W wyniku badania laryngolog skierował go do mnie na dokładniejsze badanie słuchu nakierowane na dobór odpowiedniego do jego wady słuchu aparatu słuchowego. Lekarz stanowczo stwierdził, że powinien zacząć nosić aparat, bo miał dosyć duży ubytek – około siedemdziesiąt procent.

Tak więc, ubiegłego lata pan Kazimierz, energiczny sześćdziesięcioparolatek zjawił się u nas w celu badania słuchu i dobrania wygodnego aparatu słuchowego.

Podczas jego pierwszej wizyty przeprowadziłem krótki wywiad aby zorientować się jaka była geneza problemów ze słuchem pana Kazimierza.

Chętnie opowiedział mi o tym jak służył kiedyś w wojsku – były to lata siedemdziesiąte albo osiemdziesiąte - służył w artylerii. W tamtych czasach był inny stan świadomości na temat ochrony słuchu w miejscach i sytuacjach narażających człowieka na uszczerbek słuchu. Wtedy wojsko nie zalecało - a przynajmniej w jednostce w której służył pan Kazimierz – ani nie zapewniało żadnych ochronników słuchu. Żołnierze radzili sobie z hałasem zatykając uszy palcami przy wystrzale z działa. Jak nie trudno się domyśleć taka forma ochrony dawała raczej średnie wytłumienie i przez to sobie zniszczył słuch.

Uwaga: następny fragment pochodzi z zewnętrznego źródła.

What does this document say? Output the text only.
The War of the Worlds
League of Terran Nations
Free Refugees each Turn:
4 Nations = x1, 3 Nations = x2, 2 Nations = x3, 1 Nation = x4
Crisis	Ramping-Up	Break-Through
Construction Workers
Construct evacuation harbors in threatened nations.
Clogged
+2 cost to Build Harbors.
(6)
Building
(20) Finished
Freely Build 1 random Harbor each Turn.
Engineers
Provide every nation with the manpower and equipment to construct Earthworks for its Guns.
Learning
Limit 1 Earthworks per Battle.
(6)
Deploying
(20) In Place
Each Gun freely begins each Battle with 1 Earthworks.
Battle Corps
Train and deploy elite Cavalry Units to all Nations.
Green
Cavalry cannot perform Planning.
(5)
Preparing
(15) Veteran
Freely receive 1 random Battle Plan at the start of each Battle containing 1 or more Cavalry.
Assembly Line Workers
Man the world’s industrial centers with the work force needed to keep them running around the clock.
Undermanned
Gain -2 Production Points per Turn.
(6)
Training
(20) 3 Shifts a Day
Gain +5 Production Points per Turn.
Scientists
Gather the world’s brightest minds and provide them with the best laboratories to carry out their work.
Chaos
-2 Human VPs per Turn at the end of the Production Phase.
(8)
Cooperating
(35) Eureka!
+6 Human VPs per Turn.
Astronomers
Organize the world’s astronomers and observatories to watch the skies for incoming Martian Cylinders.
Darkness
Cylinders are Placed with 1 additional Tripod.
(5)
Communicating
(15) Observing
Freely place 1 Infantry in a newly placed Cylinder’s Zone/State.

Pan Kazik wcześniej nie przejmował się zbytnio kwestią swojego słyszenia, bo pojawił się u mnie wiele lat po zakończeniu wojskowej kariery. Przed wizytą w moim gabinecie nigdy wcześniej nie miał styczności z aparatami słuchowymi.

Po tym wprowadzeniu przeszliśmy do oględzin stanu ucha, które wykonałem przy użyciu otoskopu i sztabki świetlnej.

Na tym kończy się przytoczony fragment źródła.